To investigate the role of miR-99b-5p in ER-HER2/EGFR crosstalk in BT-474 cells.
Experimental study.
The expression profile and prognostic significance of miR- 99b-5p in breast cancer were analyzed using The Cancer Genome Atlas (TCGA) database. BT-474 cells were transfected with miR-99b-5p mimics and inhibitors, followed by treatment with tamoxifen and trastuzumab to assess their impact on cell proliferation and ER-HER2/EGFR crosstalk. Western blotting was performed to quantify EGFR, HER2, and ESR1 protein levels. Real-time proliferation analysis evaluated changes in cell growth following miRNA transfection and drug treatment.
The study revealed that miR-99b-5p is significantly overexpressed in tumors compared to normal tissues and is associated with poor patient survival and enhanced ER signaling. Transfection with miR-99b-5p mimics increased ESR1 expression and cell proliferation, even in the presence of tamoxifen or trastuzumab, indicating that miR-99b-5p contributes to therapy resistance through receptor crosstalk. Conversely, miR-99b-5p inhibition significantly restored drug sensitivity, reducing proliferation and enhancing the effectiveness of tamoxifen and trastuzumab.
These findings establish miR-99b-5p as a key regulator of endocrine and HER2-targeted therapy resistance. Targeting miR-99b-5p could represent a potential therapeutic strategy to improve treatment outcomes in ER+/HER2+ breast cancer. Further research is needed to clarify the underlying molecular mechanisms and validate the therapeutic potential of miR-99b-5p inhibition in clinical applications.

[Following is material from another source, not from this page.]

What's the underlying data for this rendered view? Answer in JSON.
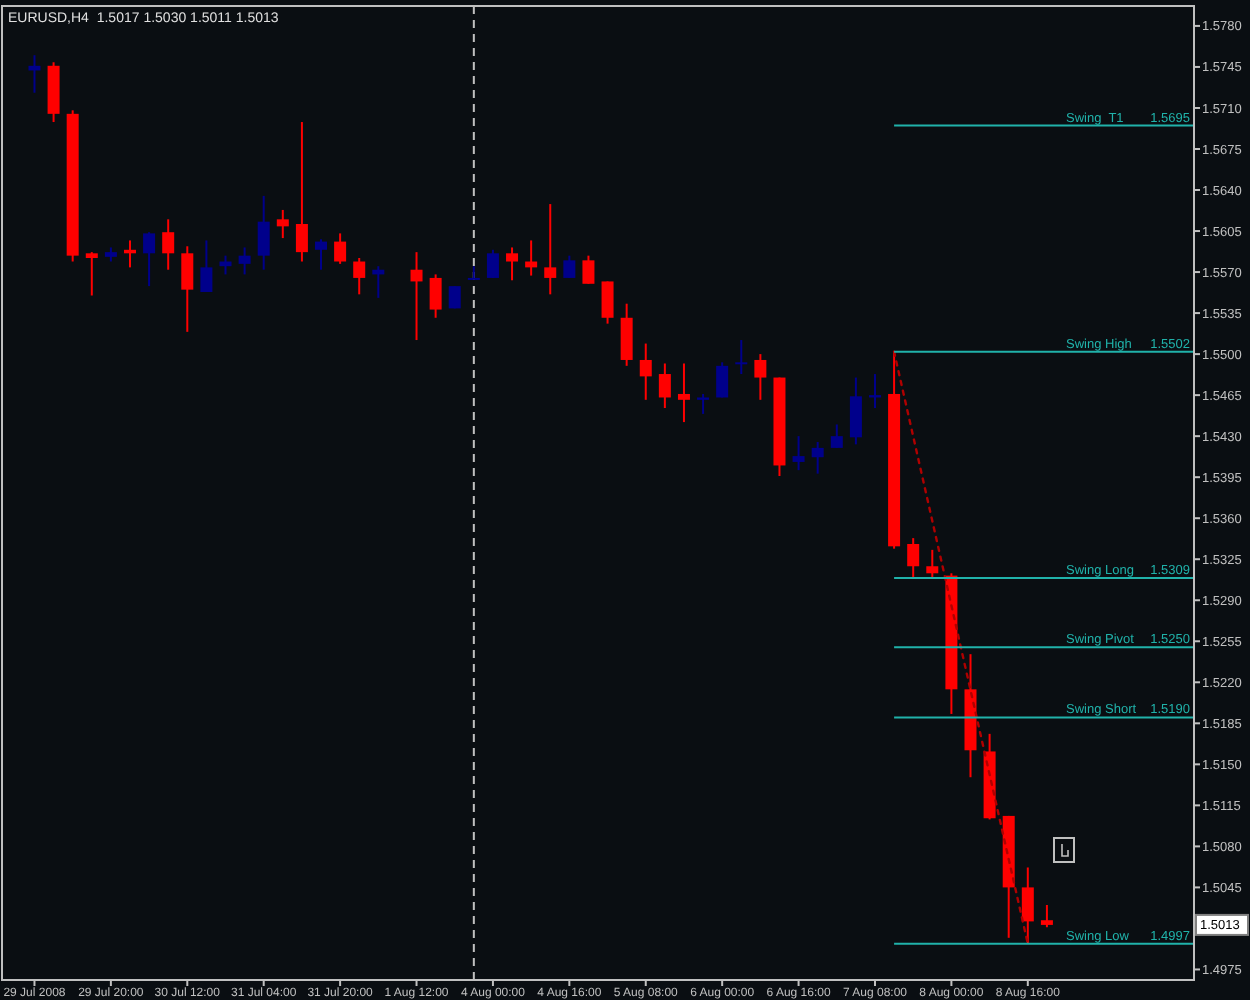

内分泌抵抗仍然是雌激素受体阳性(ER+)乳腺癌这一最常见亚型中的重大治疗挑战,会导致发病率和死亡率上升。ER与HER家族受体,特别是HER2和表皮生长因子受体(EGFR)之间的相互作用,通过激活关键信号通路(包括PI3K/AKT和RAS/MAPK),导致对他莫昔芬和曲妥珠单抗等标准疗法产生耐药性。失调的微小RNA(miRNA)作为非编码基因表达调节因子,与治疗反应有关。
研究miR-99b-5p在BT-474细胞中ER-HER2/EGFR相互作用中的作用。
实验性研究。
使用癌症基因组图谱(TCGA)数据库分析miR-99b-5p在乳腺癌中的表达谱及预后意义。用miR-99b-5p模拟物和抑制剂转染BT-474细胞,随后用他莫昔芬和曲妥珠单抗处理,以评估它们对细胞增殖和ER-HER2/EGFR相互作用的影响。进行蛋白质免疫印迹法以定量EGFR、HER2和ESR1蛋白水平。实时增殖分析评估miRNA转染和药物处理后细胞生长的变化。
研究表明,与正常组织相比,miR-99b-5p在肿瘤中显著过表达,且与患者生存率低和ER信号增强有关。用miR-99b-5p模拟物转染可增加ESR1表达和细胞增殖,即使在存在他莫昔芬或曲妥珠单抗的情况下也是如此,这表明miR-99b-5p通过受体相互作用导致治疗耐药。相反,抑制miR-99b-5p可显著恢复药物敏感性,减少增殖并增强他莫昔芬和曲妥珠单抗的疗效。
这些发现确立了miR-99b-5p作为内分泌和HER2靶向治疗耐药的关键调节因子。靶向miR-99b-5p可能代表一种潜在的治疗策略,以改善ER+/HER2+乳腺癌的治疗效果。需要进一步研究以阐明潜在的分子机制,并在临床应用中验证抑制miR-99b-5p的治疗潜力。